Consumers Union and the Consumer Federation of America are asking their members to contact the Federal Communications Commission, which must approve the acquisition, and to petition their congressmen to try to block the merger.
Consumer Federation of America joined Consumers Union in calling on the Department of Justice to reject the merger.
“Telecommunications has now gone from a regulated monopoly to an unregulated duopoly with just two major players,” said Mark Cooper, director of consumer research for CFA. “Consumers know that is not enough competition to lower their prices and drive innovation, especially when the two companies providing Internet access have a long history of anti-competitive, anti-consumer behavior.”
Kimmelman said that the merger would lead to “higher local, long-distance and cell phone prices for consumers across the country.” At the very least, Kimmelman said, federal regulators should “require the merging companies to sell their Cingular wireless business to create more opportunities for competition between wireless and wireline services.”
Impact on Prepaid Services
The merger has the potential to impact prepaid services as well. AT&T continues to be one of the largest providers of prepaid calling card services and Cingular is one of the biggest providers of service to MVNOs. With the merger, at&t’s market footprint will increase greatly. SBC and BellSouth already offer prepaid calling cards, and, over time, it is likely that they will shift towards a more exclusive use of AT&T calling cards.
AT&T has made extensive use of resellers to distribute its prepaid calling cards, but with the greater presence the merger creates, it could decide to eliminate some of the intermediate layers and use its marketing power to sell products directly. AT&T has significant national distribution already; Wal-Mart and Sam’s Club sell AT&T calling cards in all their retail locations.
Cingular, which is not only the nation’s largest cellular network operator, is also the biggest provider of network services to MVNOs.
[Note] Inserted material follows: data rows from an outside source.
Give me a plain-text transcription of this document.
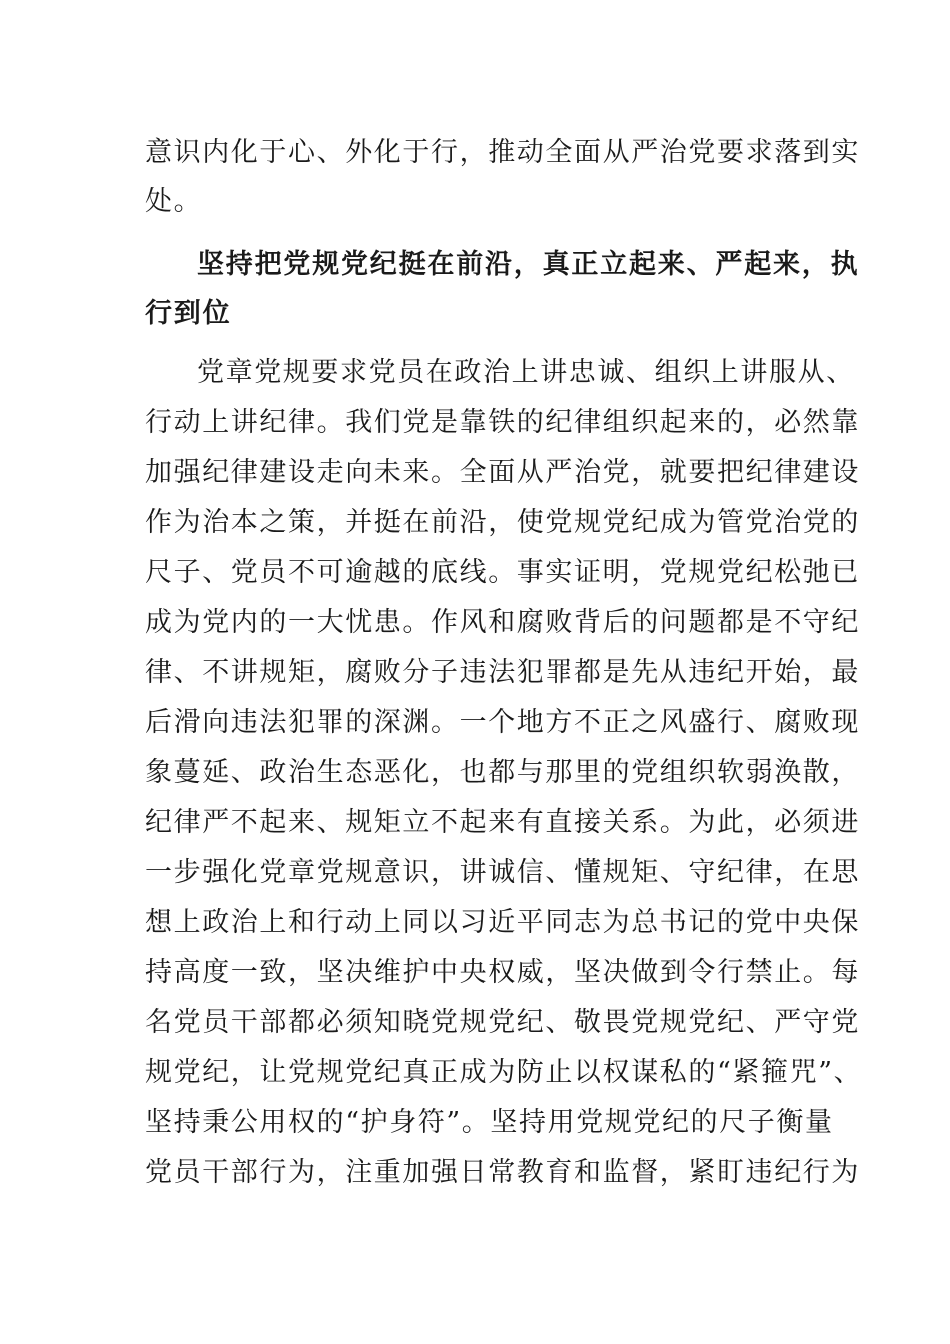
意识内化于心、外化于行，推动全面从严治党要求落到实
处。
坚持把党规党纪挺在前沿，真正立起来、严起来，执
行到位
党章党规要求党员在政治上讲忠诚、组织上讲服从、
行动上讲纪律。我们党是靠铁的纪律组织起来的，必然靠
加强纪律建设走向未来。全面从严治党，就要把纪律建设
作为治本之策，并挺在前沿，使党规党纪成为管党治党的
尺子、党员不可逾越的底线。事实证明，党规党纪松弛已
成为党内的一大忧患。作风和腐败背后的问题都是不守纪
律、不讲规矩，腐败分子违法犯罪都是先从违纪开始，最
后滑向违法犯罪的深渊。一个地方不正之风盛行、腐败现
象蔓延、政治生态恶化，也都与那里的党组织软弱涣散，
纪律严不起来、规矩立不起来有直接关系。为此，必须进
一步强化党章党规意识，讲诚信、懂规矩、守纪律，在思
想上政治上和行动上同以习近平同志为总书记的党中央保
持高度一致，坚决维护中央权威，坚决做到令行禁止。每
名党员干部都必须知晓党规党纪、敬畏党规党纪、严守党
规党纪，让党规党纪真正成为防止以权谋私的“紧箍咒”、
坚持秉公用权的“护身符”。坚持用党规党纪的尺子衡量
党员干部行为，注重加强日常教育和监督，紧盯违纪行为
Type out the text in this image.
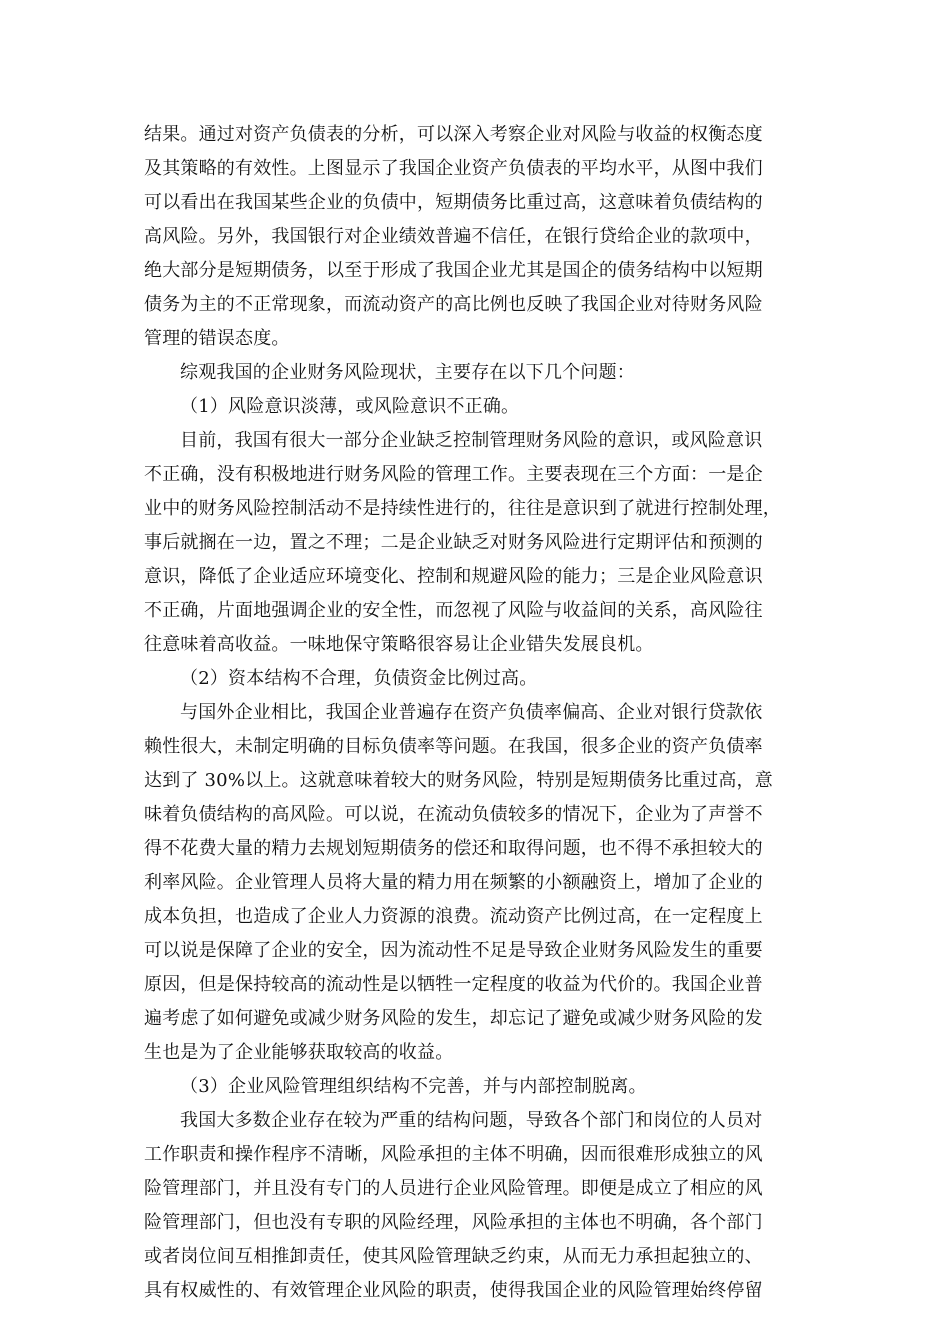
结果。通过对资产负债表的分析，可以深入考察企业对风险与收益的权衡态度
及其策略的有效性。上图显示了我国企业资产负债表的平均水平，从图中我们
可以看出在我国某些企业的负债中，短期债务比重过高，这意味着负债结构的
高风险。另外，我国银行对企业绩效普遍不信任，在银行贷给企业的款项中，
绝大部分是短期债务，以至于形成了我国企业尤其是国企的债务结构中以短期
债务为主的不正常现象，而流动资产的高比例也反映了我国企业对待财务风险
管理的错误态度。
综观我国的企业财务风险现状，主要存在以下几个问题：
（1）风险意识淡薄，或风险意识不正确。
目前，我国有很大一部分企业缺乏控制管理财务风险的意识，或风险意识
不正确，没有积极地进行财务风险的管理工作。主要表现在三个方面：一是企
业中的财务风险控制活动不是持续性进行的，往往是意识到了就进行控制处理，
事后就搁在一边，置之不理；二是企业缺乏对财务风险进行定期评估和预测的
意识，降低了企业适应环境变化、控制和规避风险的能力；三是企业风险意识
不正确，片面地强调企业的安全性，而忽视了风险与收益间的关系，高风险往
往意味着高收益。一味地保守策略很容易让企业错失发展良机。
（2）资本结构不合理，负债资金比例过高。
与国外企业相比，我国企业普遍存在资产负债率偏高、企业对银行贷款依
赖性很大，未制定明确的目标负债率等问题。在我国，很多企业的资产负债率
达到了 30%以上。这就意味着较大的财务风险，特别是短期债务比重过高，意
味着负债结构的高风险。可以说，在流动负债较多的情况下，企业为了声誉不
得不花费大量的精力去规划短期债务的偿还和取得问题，也不得不承担较大的
利率风险。企业管理人员将大量的精力用在频繁的小额融资上，增加了企业的
成本负担，也造成了企业人力资源的浪费。流动资产比例过高，在一定程度上
可以说是保障了企业的安全，因为流动性不足是导致企业财务风险发生的重要
原因，但是保持较高的流动性是以牺牲一定程度的收益为代价的。我国企业普
遍考虑了如何避免或减少财务风险的发生，却忘记了避免或减少财务风险的发
生也是为了企业能够获取较高的收益。
（3）企业风险管理组织结构不完善，并与内部控制脱离。
我国大多数企业存在较为严重的结构问题，导致各个部门和岗位的人员对
工作职责和操作程序不清晰，风险承担的主体不明确，因而很难形成独立的风
险管理部门，并且没有专门的人员进行企业风险管理。即便是成立了相应的风
险管理部门，但也没有专职的风险经理，风险承担的主体也不明确，各个部门
或者岗位间互相推卸责任，使其风险管理缺乏约束，从而无力承担起独立的、
具有权威性的、有效管理企业风险的职责，使得我国企业的风险管理始终停留
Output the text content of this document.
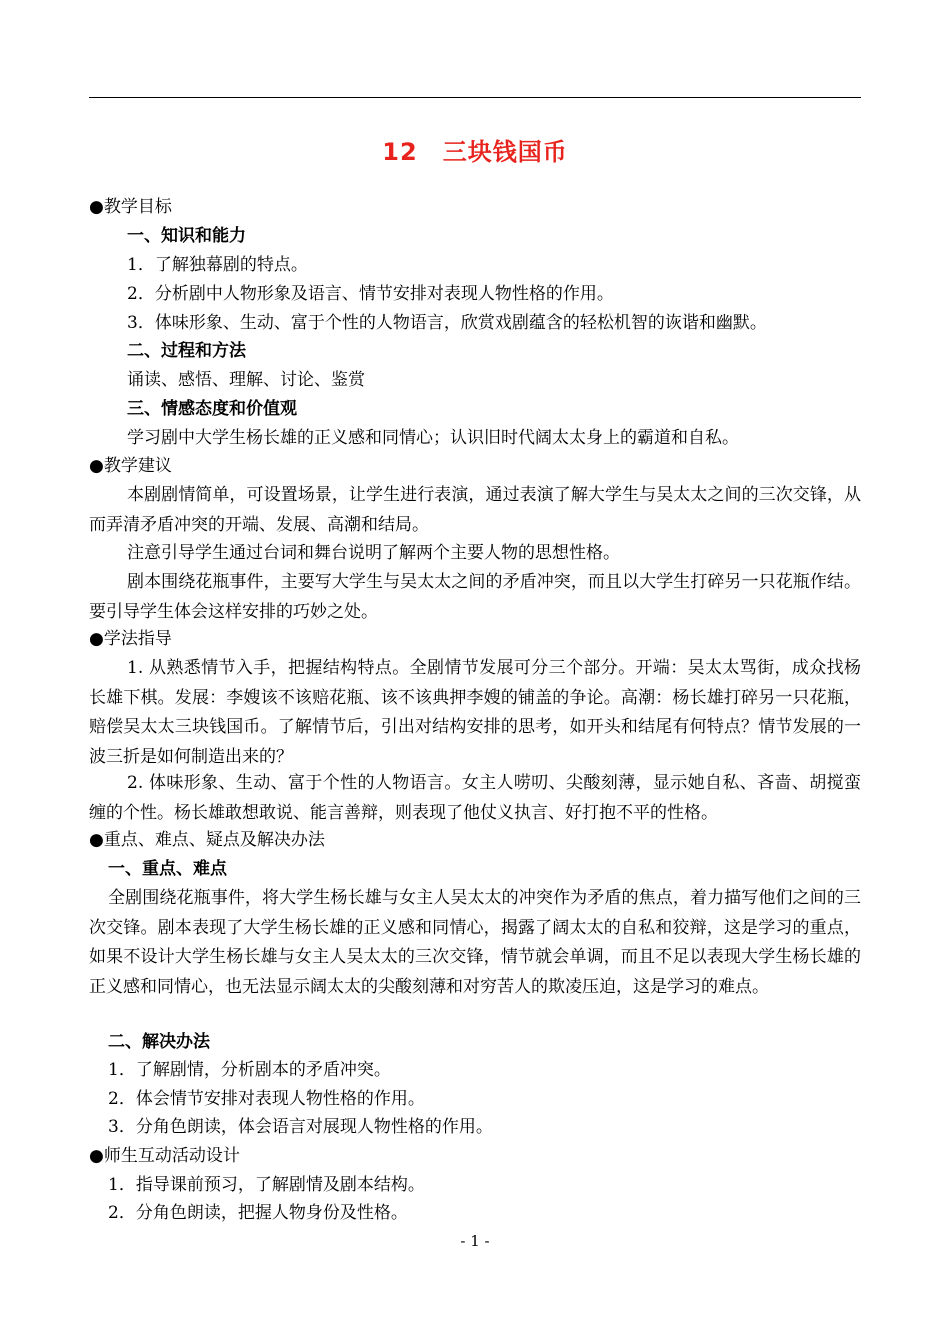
12　三块钱国币
●教学目标
一、知识和能力
1．了解独幕剧的特点。
2．分析剧中人物形象及语言、情节安排对表现人物性格的作用。
3．体味形象、生动、富于个性的人物语言，欣赏戏剧蕴含的轻松机智的诙谐和幽默。
二、过程和方法
诵读、感悟、理解、讨论、鉴赏
三、情感态度和价值观
学习剧中大学生杨长雄的正义感和同情心；认识旧时代阔太太身上的霸道和自私。
●教学建议
本剧剧情简单，可设置场景，让学生进行表演，通过表演了解大学生与吴太太之间的三次交锋，从而弄清矛盾冲突的开端、发展、高潮和结局。
注意引导学生通过台词和舞台说明了解两个主要人物的思想性格。
剧本围绕花瓶事件，主要写大学生与吴太太之间的矛盾冲突，而且以大学生打碎另一只花瓶作结。要引导学生体会这样安排的巧妙之处。
●学法指导
1. 从熟悉情节入手，把握结构特点。全剧情节发展可分三个部分。开端：吴太太骂街，成众找杨长雄下棋。发展：李嫂该不该赔花瓶、该不该典押李嫂的铺盖的争论。高潮：杨长雄打碎另一只花瓶，赔偿吴太太三块钱国币。了解情节后，引出对结构安排的思考，如开头和结尾有何特点？情节发展的一波三折是如何制造出来的？
2. 体味形象、生动、富于个性的人物语言。女主人唠叨、尖酸刻薄，显示她自私、吝啬、胡搅蛮缠的个性。杨长雄敢想敢说、能言善辩，则表现了他仗义执言、好打抱不平的性格。
●重点、难点、疑点及解决办法
一、重点、难点
全剧围绕花瓶事件，将大学生杨长雄与女主人吴太太的冲突作为矛盾的焦点，着力描写他们之间的三次交锋。剧本表现了大学生杨长雄的正义感和同情心，揭露了阔太太的自私和狡辩，这是学习的重点，如果不设计大学生杨长雄与女主人吴太太的三次交锋，情节就会单调，而且不足以表现大学生杨长雄的正义感和同情心，也无法显示阔太太的尖酸刻薄和对穷苦人的欺凌压迫，这是学习的难点。
二、解决办法
1．了解剧情，分析剧本的矛盾冲突。
2．体会情节安排对表现人物性格的作用。
3．分角色朗读，体会语言对展现人物性格的作用。
●师生互动活动设计
1．指导课前预习，了解剧情及剧本结构。
2．分角色朗读，把握人物身份及性格。
- 1 -
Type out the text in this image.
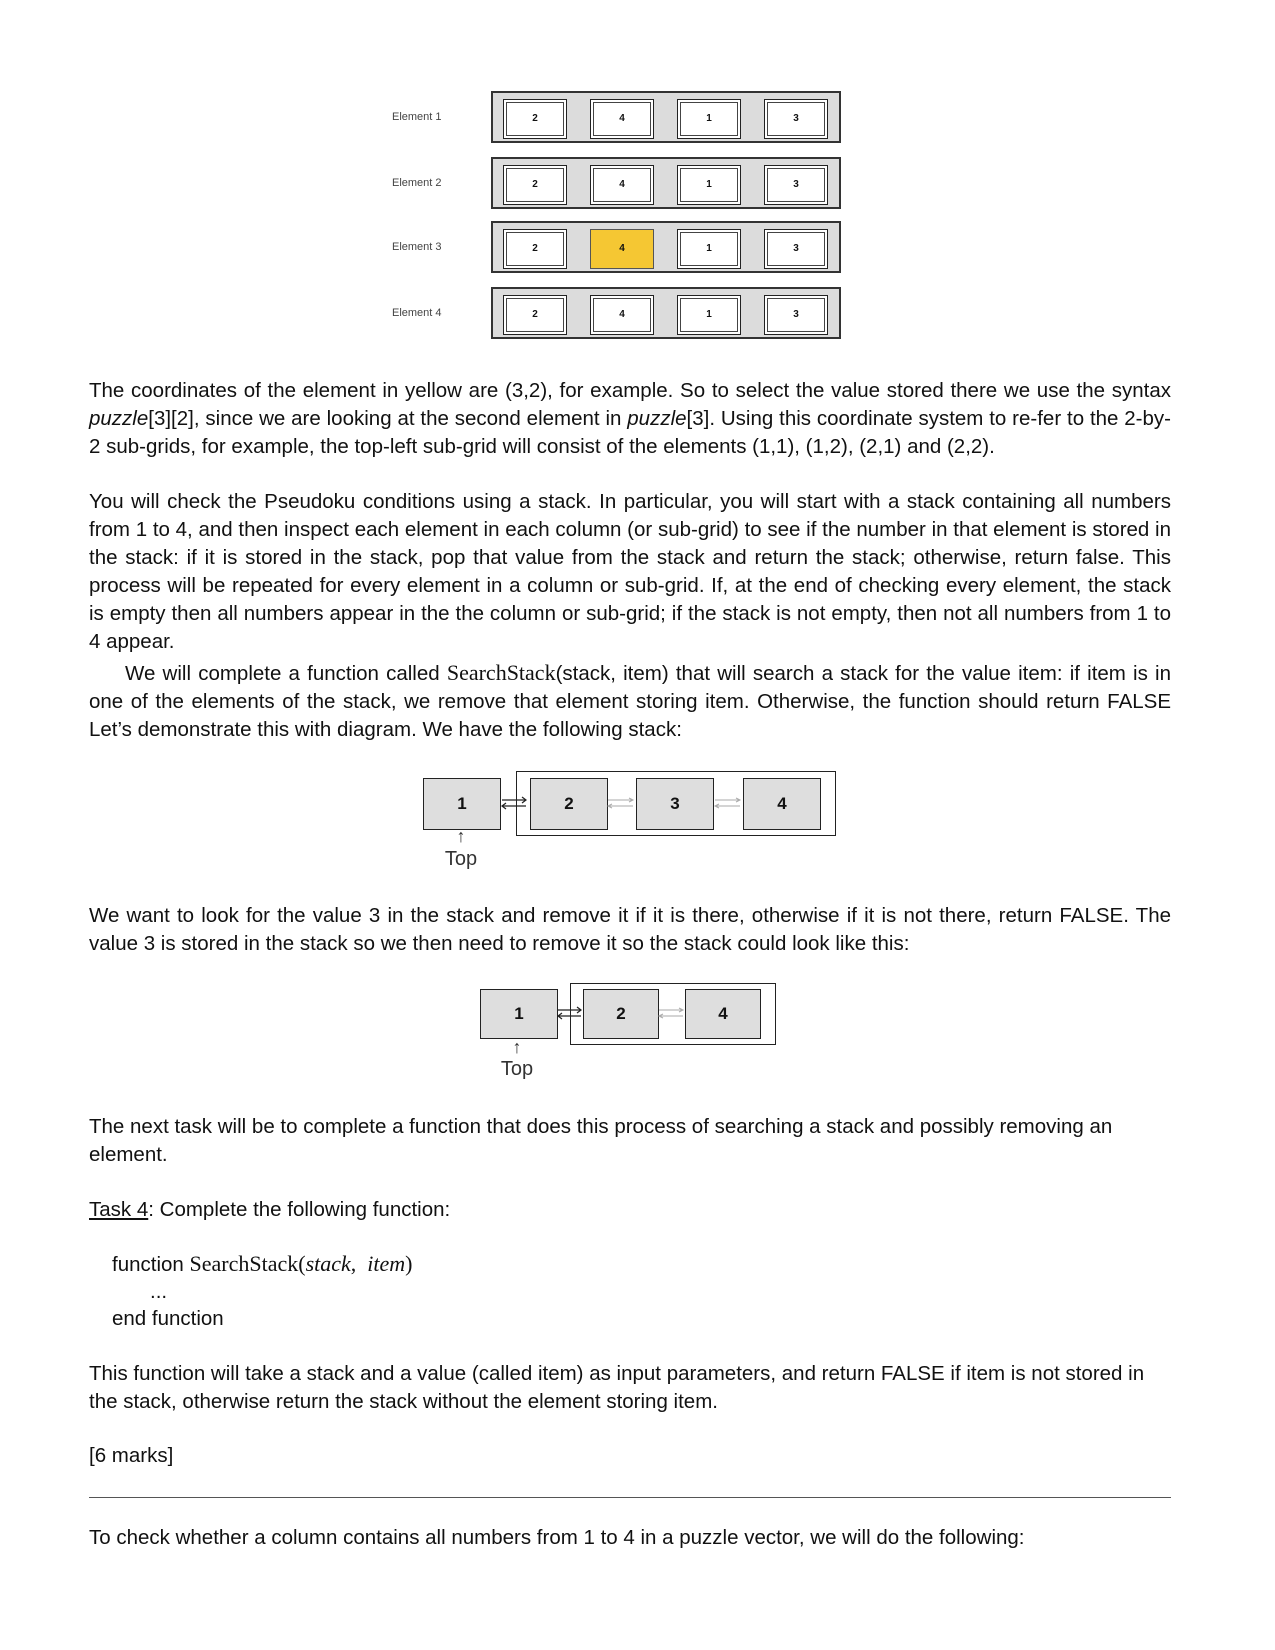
Element 1	2	4	1	3
Element 2	2	4	1	3
Element 3	2	4	1	3
Element 4	2	4	1	3

The coordinates of the element in yellow are (3,2), for example. So to select the value stored there we use the syntax puzzle[3][2], since we are looking at the second element in puzzle[3]. Using this coordinate system to re-fer to the 2-by-2 sub-grids, for example, the top-left sub-grid will consist of the elements (1,1), (1,2), (2,1) and (2,2).

You will check the Pseudoku conditions using a stack. In particular, you will start with a stack containing all numbers from 1 to 4, and then inspect each element in each column (or sub-grid) to see if the number in that element is stored in the stack: if it is stored in the stack, pop that value from the stack and return the stack; otherwise, return false. This process will be repeated for every element in a column or sub-grid. If, at the end of checking every element, the stack is empty then all numbers appear in the the column or sub-grid; if the stack is not empty, then not all numbers from 1 to 4 appear.

We will complete a function called SearchStack(stack, item) that will search a stack for the value item: if item is in one of the elements of the stack, we remove that element storing item. Otherwise, the function should return FALSE Let’s demonstrate this with diagram. We have the following stack:

1	2	3	4
↑
Top

We want to look for the value 3 in the stack and remove it if it is there, otherwise if it is not there, return FALSE. The value 3 is stored in the stack so we then need to remove it so the stack could look like this:

1	2	4
↑
Top

The next task will be to complete a function that does this process of searching a stack and possibly removing an element.

Task 4: Complete the following function:

function SearchStack(stack,  item)
...
end function

This function will take a stack and a value (called item) as input parameters, and return FALSE if item is not stored in the stack, otherwise return the stack without the element storing item.

[6 marks]

To check whether a column contains all numbers from 1 to 4 in a puzzle vector, we will do the following:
This will give at&t considerable control over the provisioning of prepaid mobile services. Most carriers, like Cingular, view resellers, MVNOs, with a jaundice eye anyway, seeing them as more of a potential competitor than an alternate channel.
The at&t/BellSouth merger makes Cingular a wholly owned subsidiary, not a joint venture, as it is currently operated. This would give at&t the ability to closely control MVNO rollout, even shut it off without any outside consultation needed. Should at&t decide that MVNOs are more of a threat than an opportunity, it could throttle MVNO rollout at any time.